You can verify the upload in two common ways.

Terminal window
curl https://api.lightfield.app/v1/files/$FILE_ID \
-H "Authorization: Bearer YOUR_API_KEY" \
-H "Lightfield-Version: 2026-03-01"

This is useful for checking file status and stored metadata.

Terminal window
curl https://api.lightfield.app/v1/files/$FILE_ID/url \
-H "Authorization: Bearer YOUR_API_KEY" \
-H "Lightfield-Version: 2026-03-01"

This returns a signed URL you can use to download the uploaded file.
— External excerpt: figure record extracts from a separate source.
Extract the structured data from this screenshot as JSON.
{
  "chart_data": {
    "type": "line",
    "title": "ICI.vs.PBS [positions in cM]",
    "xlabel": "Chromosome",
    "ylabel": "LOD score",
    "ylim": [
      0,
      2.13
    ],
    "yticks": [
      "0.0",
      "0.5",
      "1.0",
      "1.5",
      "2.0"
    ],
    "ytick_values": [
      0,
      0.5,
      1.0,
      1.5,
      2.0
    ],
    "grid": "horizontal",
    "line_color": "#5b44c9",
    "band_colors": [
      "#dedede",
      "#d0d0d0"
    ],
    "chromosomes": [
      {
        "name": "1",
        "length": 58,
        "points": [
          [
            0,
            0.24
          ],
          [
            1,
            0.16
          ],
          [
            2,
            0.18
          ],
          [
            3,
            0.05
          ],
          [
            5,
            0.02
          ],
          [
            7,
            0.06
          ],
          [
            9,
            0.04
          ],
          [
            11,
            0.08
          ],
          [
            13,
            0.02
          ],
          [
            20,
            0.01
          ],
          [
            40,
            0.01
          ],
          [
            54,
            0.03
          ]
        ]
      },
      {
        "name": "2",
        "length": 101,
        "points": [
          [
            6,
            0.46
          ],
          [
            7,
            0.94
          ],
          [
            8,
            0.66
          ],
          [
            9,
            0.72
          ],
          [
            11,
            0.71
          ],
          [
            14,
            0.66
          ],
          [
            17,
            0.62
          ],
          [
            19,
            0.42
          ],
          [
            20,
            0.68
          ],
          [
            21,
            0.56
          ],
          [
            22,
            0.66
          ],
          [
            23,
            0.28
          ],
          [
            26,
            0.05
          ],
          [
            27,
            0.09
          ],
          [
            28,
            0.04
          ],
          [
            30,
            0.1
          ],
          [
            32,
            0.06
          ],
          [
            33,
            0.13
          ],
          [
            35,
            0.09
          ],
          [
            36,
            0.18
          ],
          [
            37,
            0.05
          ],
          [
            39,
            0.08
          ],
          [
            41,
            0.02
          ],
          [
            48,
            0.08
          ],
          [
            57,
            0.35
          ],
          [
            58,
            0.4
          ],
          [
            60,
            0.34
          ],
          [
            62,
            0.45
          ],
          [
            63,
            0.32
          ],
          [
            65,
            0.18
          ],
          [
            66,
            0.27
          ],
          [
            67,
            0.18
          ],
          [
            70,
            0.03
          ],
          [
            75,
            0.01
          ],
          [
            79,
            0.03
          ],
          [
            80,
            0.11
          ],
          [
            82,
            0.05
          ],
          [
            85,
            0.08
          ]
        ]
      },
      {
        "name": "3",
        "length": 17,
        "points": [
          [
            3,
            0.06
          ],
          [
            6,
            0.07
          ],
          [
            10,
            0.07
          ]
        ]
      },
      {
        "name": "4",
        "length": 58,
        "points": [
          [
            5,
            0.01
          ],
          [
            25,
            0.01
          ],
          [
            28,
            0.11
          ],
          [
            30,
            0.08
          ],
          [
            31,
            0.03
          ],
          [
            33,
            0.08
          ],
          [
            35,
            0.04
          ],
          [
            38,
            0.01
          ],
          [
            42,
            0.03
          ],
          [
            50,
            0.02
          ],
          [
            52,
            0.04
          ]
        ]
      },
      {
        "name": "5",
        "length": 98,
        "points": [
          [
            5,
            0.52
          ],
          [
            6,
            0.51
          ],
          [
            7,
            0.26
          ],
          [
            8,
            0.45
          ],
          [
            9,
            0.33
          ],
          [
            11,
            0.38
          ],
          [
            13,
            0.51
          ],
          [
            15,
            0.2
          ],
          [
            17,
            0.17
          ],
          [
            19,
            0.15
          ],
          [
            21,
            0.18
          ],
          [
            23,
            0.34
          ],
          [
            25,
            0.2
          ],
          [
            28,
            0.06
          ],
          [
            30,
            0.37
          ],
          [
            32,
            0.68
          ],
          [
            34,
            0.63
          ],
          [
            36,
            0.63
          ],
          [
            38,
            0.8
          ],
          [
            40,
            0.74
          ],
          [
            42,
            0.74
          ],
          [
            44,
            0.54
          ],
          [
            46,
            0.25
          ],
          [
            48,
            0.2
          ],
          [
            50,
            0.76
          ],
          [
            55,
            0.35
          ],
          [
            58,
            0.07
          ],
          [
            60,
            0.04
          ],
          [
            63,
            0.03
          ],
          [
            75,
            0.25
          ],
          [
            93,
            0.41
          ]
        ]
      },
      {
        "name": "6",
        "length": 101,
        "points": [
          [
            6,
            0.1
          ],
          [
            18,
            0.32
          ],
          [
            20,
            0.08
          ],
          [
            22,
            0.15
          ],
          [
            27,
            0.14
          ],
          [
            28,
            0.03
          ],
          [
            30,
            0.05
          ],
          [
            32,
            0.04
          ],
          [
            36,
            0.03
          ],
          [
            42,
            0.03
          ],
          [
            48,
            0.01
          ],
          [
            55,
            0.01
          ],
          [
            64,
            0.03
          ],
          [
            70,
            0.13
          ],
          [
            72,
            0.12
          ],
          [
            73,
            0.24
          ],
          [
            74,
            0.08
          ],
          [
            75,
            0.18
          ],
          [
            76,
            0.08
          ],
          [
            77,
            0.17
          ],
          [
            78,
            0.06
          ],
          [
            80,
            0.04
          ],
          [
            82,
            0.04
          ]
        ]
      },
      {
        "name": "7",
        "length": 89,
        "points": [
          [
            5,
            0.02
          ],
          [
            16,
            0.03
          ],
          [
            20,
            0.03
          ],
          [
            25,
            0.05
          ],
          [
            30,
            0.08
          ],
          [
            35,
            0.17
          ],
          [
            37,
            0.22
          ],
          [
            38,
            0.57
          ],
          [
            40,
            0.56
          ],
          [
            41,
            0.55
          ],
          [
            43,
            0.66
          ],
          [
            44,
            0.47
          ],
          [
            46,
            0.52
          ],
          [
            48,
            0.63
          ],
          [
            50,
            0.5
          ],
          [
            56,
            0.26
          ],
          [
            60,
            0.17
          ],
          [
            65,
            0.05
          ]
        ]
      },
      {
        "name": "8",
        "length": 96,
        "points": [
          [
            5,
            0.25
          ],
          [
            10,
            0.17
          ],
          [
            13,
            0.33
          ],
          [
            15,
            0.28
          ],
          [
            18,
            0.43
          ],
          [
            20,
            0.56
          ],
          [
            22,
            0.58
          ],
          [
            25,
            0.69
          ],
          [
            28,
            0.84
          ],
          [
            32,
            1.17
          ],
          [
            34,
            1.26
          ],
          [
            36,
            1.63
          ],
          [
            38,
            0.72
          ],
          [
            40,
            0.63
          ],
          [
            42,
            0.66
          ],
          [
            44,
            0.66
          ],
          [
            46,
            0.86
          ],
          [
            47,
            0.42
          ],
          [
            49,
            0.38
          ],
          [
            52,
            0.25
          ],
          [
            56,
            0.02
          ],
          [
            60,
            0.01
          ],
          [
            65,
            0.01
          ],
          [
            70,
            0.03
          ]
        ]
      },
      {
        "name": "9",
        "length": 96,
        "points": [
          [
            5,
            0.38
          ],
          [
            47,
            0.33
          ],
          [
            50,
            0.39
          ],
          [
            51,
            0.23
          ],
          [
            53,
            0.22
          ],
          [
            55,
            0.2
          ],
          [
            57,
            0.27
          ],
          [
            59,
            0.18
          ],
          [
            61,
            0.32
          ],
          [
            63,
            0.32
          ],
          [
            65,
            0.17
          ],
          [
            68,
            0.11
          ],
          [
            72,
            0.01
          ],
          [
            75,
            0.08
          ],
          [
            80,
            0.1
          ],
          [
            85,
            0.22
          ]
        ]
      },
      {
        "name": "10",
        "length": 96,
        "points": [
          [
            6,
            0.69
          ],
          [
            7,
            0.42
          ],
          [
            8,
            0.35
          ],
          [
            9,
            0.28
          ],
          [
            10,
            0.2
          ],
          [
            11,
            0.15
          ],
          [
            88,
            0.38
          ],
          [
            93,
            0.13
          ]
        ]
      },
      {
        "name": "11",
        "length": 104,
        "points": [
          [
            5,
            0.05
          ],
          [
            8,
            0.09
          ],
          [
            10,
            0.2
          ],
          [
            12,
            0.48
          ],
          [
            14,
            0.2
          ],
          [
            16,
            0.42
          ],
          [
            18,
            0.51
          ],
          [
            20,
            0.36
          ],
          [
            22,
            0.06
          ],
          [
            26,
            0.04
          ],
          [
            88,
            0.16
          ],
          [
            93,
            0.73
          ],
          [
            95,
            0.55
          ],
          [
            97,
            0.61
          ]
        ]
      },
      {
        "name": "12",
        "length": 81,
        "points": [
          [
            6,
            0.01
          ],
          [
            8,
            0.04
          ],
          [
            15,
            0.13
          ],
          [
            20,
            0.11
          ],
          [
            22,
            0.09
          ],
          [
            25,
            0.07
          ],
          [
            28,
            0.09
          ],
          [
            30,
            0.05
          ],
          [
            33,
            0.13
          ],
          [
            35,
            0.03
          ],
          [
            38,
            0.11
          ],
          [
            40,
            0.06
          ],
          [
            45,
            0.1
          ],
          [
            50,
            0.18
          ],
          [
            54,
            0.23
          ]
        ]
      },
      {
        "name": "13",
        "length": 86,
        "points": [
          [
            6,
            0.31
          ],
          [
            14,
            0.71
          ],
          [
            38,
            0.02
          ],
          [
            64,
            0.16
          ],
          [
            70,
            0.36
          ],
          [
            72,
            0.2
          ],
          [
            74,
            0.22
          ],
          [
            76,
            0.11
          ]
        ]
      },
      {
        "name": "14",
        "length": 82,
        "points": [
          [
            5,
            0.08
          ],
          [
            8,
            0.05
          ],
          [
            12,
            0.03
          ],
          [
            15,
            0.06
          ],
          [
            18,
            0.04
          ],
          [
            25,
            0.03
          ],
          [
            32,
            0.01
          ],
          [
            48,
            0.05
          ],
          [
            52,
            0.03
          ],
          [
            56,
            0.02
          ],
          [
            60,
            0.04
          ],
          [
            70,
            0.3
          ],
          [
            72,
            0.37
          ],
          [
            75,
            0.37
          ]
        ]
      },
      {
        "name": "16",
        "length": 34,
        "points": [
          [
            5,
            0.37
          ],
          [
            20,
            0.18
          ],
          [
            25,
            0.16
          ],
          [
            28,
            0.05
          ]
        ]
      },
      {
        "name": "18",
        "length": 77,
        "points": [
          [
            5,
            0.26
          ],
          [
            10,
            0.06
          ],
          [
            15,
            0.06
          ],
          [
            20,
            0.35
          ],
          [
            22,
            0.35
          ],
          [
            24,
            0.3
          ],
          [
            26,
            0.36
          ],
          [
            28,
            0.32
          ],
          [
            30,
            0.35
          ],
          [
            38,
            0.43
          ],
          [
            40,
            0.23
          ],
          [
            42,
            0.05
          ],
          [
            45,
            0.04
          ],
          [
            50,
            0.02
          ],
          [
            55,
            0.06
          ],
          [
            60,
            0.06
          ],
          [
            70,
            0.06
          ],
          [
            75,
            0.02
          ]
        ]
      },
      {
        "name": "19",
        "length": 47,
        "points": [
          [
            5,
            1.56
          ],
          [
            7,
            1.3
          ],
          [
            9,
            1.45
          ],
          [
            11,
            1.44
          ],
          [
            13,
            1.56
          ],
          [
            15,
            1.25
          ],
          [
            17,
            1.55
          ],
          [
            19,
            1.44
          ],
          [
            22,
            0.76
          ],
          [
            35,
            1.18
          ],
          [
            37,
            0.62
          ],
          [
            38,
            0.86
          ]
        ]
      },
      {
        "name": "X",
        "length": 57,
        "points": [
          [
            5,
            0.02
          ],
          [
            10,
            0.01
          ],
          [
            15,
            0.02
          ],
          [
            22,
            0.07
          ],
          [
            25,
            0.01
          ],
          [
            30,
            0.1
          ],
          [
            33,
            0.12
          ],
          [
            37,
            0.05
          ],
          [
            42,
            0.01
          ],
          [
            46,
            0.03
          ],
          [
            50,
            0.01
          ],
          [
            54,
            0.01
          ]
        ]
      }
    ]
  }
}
If you created an upload session but do not want to complete it, you can cancel it while the file is still PENDING.

Terminal window
curl https://api.lightfield.app/v1/files/$FILE_ID/cancel \
-X POST \
-H "Authorization: Bearer YOUR_API_KEY" \
-H "Lightfield-Version: 2026-03-01"

Only pending uploads can be cancelled.

The minimal file upload lifecycle is:

  1. POST /v1/files
  2. PUT <uploadUrl>
  3. POST /v1/files/{id}/complete

Common follow-up calls:

  1. GET /v1/files/{id}
  2. GET /v1/files/{id}/url

Returned by any /v1/files endpoint. 400 responses include a code field; 403, 404, and 409 use the standard envelope without one.

StatusCodeMeaning
400upload_verification_failedThe presigned URL was never uploaded to, or the MD5 checksum did not match. Re-upload the bytes and retry /complete.
400upload_url_expiredThe presigned URL has expired. Create a new upload session.
400file_emptyThe uploaded object is 0 bytes. Re-upload a non-empty file before calling /complete. The file stays PENDING so the same session can be reused.
400file_too_largeThe uploaded file exceeds the per-purpose cap (for example, 3 MB for email_attachment) or the global limit.
400invalid_mime_typeThe file’s MIME type is not allowed for the chosen purpose. The error’s param is mimeType.
400purpose_requires_userThe chosen purpose requires a user-scoped API key.
400limit_too_largeGET /v1/files limit exceeds the maximum allowed page size.
403n/aThe chosen purpose requires an organization admin and the current API key is not.
404n/aFile does not exist or is not accessible to the current API key.
409n/aThe file is in a state that does not allow the requested action — for example, calling /complete on a file that is already COMPLETED, calling /cancel on a non-PENDING file, or downloading a file whose upload never completed.

See Errors for the standard error envelope.